Appellanten hebben tegen het besluit van 5 januari 2010 beroep bij de rechtbank Utrecht ingesteld. De rechtbank heeft dit beroep ter behandeling doorgezonden naar de Raad.
Bij brief van 4 oktober 2010 heeft de Raad meegedeeld dat hij vooralsnog geen aanleiding ziet de door appellanten in het hoger beroepschrift genoemde personen als getuige op te roepen voor de zitting en er voorts op gewezen dat appellanten getuigen kunnen meebrengen.
Het onderzoek ter zitting heeft plaatsgevonden op 2 november 2010. Appellanten zijn verschenen, bijgestaan door mr. Van der Bent. Het Dagelijks Bestuur is, met voorafgaand bericht, niet verschenen.
II. OVERWEGINGEN
1. De Raad gaat uit van de volgende in dit geding van belang zijnde feiten en omstandigheden.
1.1. Appellanten ontvingen vanaf 11 augustus 1986 bijstand, laatstelijk ingevolge de Wet werk en bijstand (WWB), naar de norm voor gehuwden.
1.2. Naar aanleiding van een tip heeft de Afdeling Sociale Recherche van de gemeente Zeist (hierna: sociale recherche) een onderzoek uitgevoerd naar het verrichten van werkzaamheden door appellante in zonnestudio [naam zonnestudio] aan [het adres]t (hierna: zonnestudio). In het rapport van 2 december 2002 heeft de sociale recherche geconcludeerd dat appellante vanaf 1 januari 1998 meer uren heeft gewerkt dan zij heeft opgegeven.
1.3. Bij besluit van 29 juni 2005 heeft het College van burgemeester en wethouders van de gemeente Zeist, voor zover hier van belang, op grond van de onderzoeksbevindingen de bijstand van appellanten over de periode van 1 juli 1997 tot en met 31 oktober 2002 herzien en de over deze periode gemaakte kosten van bijstand tot een bedrag van € 27.505,96 van hen teruggevorderd.
1.4. Bij besluit van 16 februari 2007 heeft het Dagelijks Bestuur het tegen het besluit van 29 juni 2005 gemaakte bezwaar ongegrond verklaard. De rechtbank heeft bij uitspraak van 28 januari 2008 (07/841), met bepalingen inzake griffierecht en proceskosten, het tegen het besluit van 16 februari 2007 ingestelde beroep gegrond verklaard, dit besluit vernietigd en het Dagelijks Bestuur opgedragen opnieuw op het bezwaar van appellanten te beslissen met inachtneming van de uitspraak.
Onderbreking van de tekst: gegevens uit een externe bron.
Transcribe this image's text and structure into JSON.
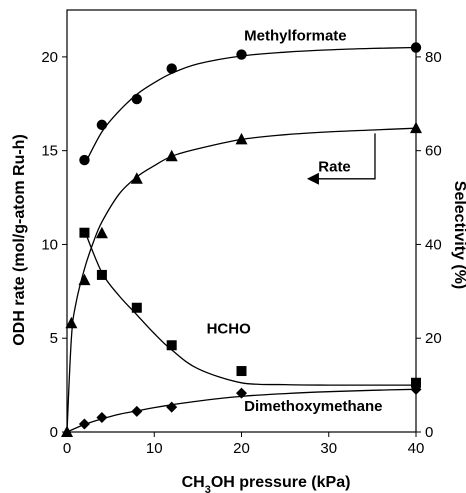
{
  "chart_data": {
    "type": "scatter",
    "xlabel": "CH3OH pressure (kPa)",
    "xlabel_parts": [
      "CH",
      "3",
      "OH pressure (kPa)"
    ],
    "ylabel_left": "ODH rate (mol/g-atom Ru-h)",
    "ylabel_right": "Selectivity (%)",
    "xlim": [
      0,
      40
    ],
    "x_ticks": [
      0,
      10,
      20,
      30,
      40
    ],
    "ylim_left": [
      0,
      22.5
    ],
    "y_ticks_left": [
      0,
      5,
      10,
      15,
      20
    ],
    "ylim_right": [
      0,
      90
    ],
    "y_ticks_right": [
      0,
      20,
      40,
      60,
      80
    ],
    "grid": false,
    "series": [
      {
        "name": "Rate",
        "axis": "left",
        "marker": "triangle",
        "x": [
          0,
          0.5,
          2,
          4,
          8,
          12,
          20,
          40
        ],
        "y": [
          0,
          5.8,
          8.1,
          10.6,
          13.5,
          14.7,
          15.6,
          16.2
        ],
        "fit_x": [
          0,
          0.5,
          1,
          2,
          3,
          4,
          6,
          8,
          10,
          12,
          15,
          20,
          25,
          30,
          35,
          40
        ],
        "fit_y": [
          0,
          5.0,
          6.8,
          8.7,
          10.1,
          11.2,
          12.7,
          13.6,
          14.2,
          14.7,
          15.1,
          15.6,
          15.85,
          16.0,
          16.1,
          16.2
        ]
      },
      {
        "name": "Methylformate",
        "axis": "right",
        "marker": "circle",
        "x": [
          2,
          4,
          8,
          12,
          20,
          40
        ],
        "y": [
          58,
          65.5,
          71,
          77.5,
          80.5,
          82
        ],
        "fit_x": [
          2,
          4,
          6,
          8,
          10,
          12,
          15,
          20,
          25,
          30,
          35,
          40
        ],
        "fit_y": [
          57,
          64,
          68.5,
          72,
          74.5,
          76.5,
          78.5,
          80.2,
          81.0,
          81.5,
          81.8,
          82
        ]
      },
      {
        "name": "HCHO",
        "axis": "right",
        "marker": "square",
        "x": [
          2,
          4,
          8,
          12,
          20,
          40
        ],
        "y": [
          42.5,
          33.5,
          26.5,
          18.5,
          13,
          10.5
        ],
        "fit_x": [
          2,
          4,
          6,
          8,
          10,
          12,
          15,
          20,
          25,
          30,
          35,
          40
        ],
        "fit_y": [
          43,
          34,
          29,
          25,
          21,
          17.5,
          13.5,
          10.5,
          10.1,
          10.0,
          10.0,
          10.0
        ]
      },
      {
        "name": "Dimethoxymethane",
        "axis": "right",
        "marker": "diamond",
        "x": [
          2,
          4,
          8,
          12,
          20,
          40
        ],
        "y": [
          1.7,
          3.1,
          4.4,
          5.3,
          8.3,
          9.1
        ],
        "fit_x": [
          0,
          2,
          4,
          6,
          8,
          10,
          12,
          15,
          20,
          25,
          30,
          35,
          40
        ],
        "fit_y": [
          0,
          1.6,
          2.8,
          3.8,
          4.5,
          5.2,
          5.8,
          6.6,
          7.6,
          8.2,
          8.6,
          8.9,
          9.1
        ]
      }
    ],
    "annotations": [
      {
        "text": "Methylformate",
        "axis": "right",
        "x": 20.3,
        "y": 83.5
      },
      {
        "text": "Rate",
        "axis": "left",
        "x": 28.8,
        "y": 13.9
      },
      {
        "text": "HCHO",
        "axis": "right",
        "x": 16,
        "y": 21
      },
      {
        "text": "Dimethoxymethane",
        "axis": "right",
        "x": 20.3,
        "y": 4.5
      }
    ],
    "rate_arrow": {
      "axis": "left",
      "x_from": 35.3,
      "x_to": 27.5,
      "y_top": 15.6,
      "y": 15.6,
      "y_bend": 13.5
    }
  }
}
1.5. Bij besluit van 25 april 2008 heeft het Dagelijks Bestuur het bezwaar wederom ongegrond verklaard.
2. Bij de aangevallen uitspraak heeft de rechtbank, met bepalingen inzake griffierecht, proceskosten en schadevergoeding, het tegen het besluit van 25 april 2008 ingestelde beroep gegrond verklaard, dit besluit vernietigd en het Dagelijks Bestuur opgedragen opnieuw op het bezwaar te beslissen met inachtneming van de uitspraak.
3. Bij besluit van 5 januari 2010 heeft het Dagelijks Bestuur het bezwaar gedeeltelijk gegrond verklaard. Daarbij is de periode waarover de bijstand van appellanten wordt ingetrokken beperkt tot de periode van 15 januari 2000 tot 1 november 2002. Aan de intrekking is ten grondslag gelegd dat appellanten de wettelijke inlichtingenverplichting hebben geschonden door er geen melding van te maken dat appellante vanaf 15 januari 2000 meer uren in de zonnestudio is gaan werken, met als gevolg dat het recht op bijstand over de periode van 15 januari 2000 tot 1 november 2002 niet is vast te stellen. De over deze periode gemaakte kosten van bijstand zijn, tot het bij besluit van 29 juni 2005 vastgestelde bedrag van € 27.505,96, van hen teruggevorderd.
4. Appellanten hebben zich in hoger beroep gemotiveerd tegen de aangevallen uitspraak en het besluit van 5 januari 2010 gekeerd.
5. De Raad komt met betrekking tot de aangevallen uitspraak tot de volgende beoordeling.
5.1. De Raad zal eerst een oordeel geven over de beroepsgronden die betrekking hebben op het oproepen/horen van getuigen, op de observaties voorafgaand aan de toestemming van de officier van justitie tot stelselmatige observatie en de diverse afgelegde verklaringen.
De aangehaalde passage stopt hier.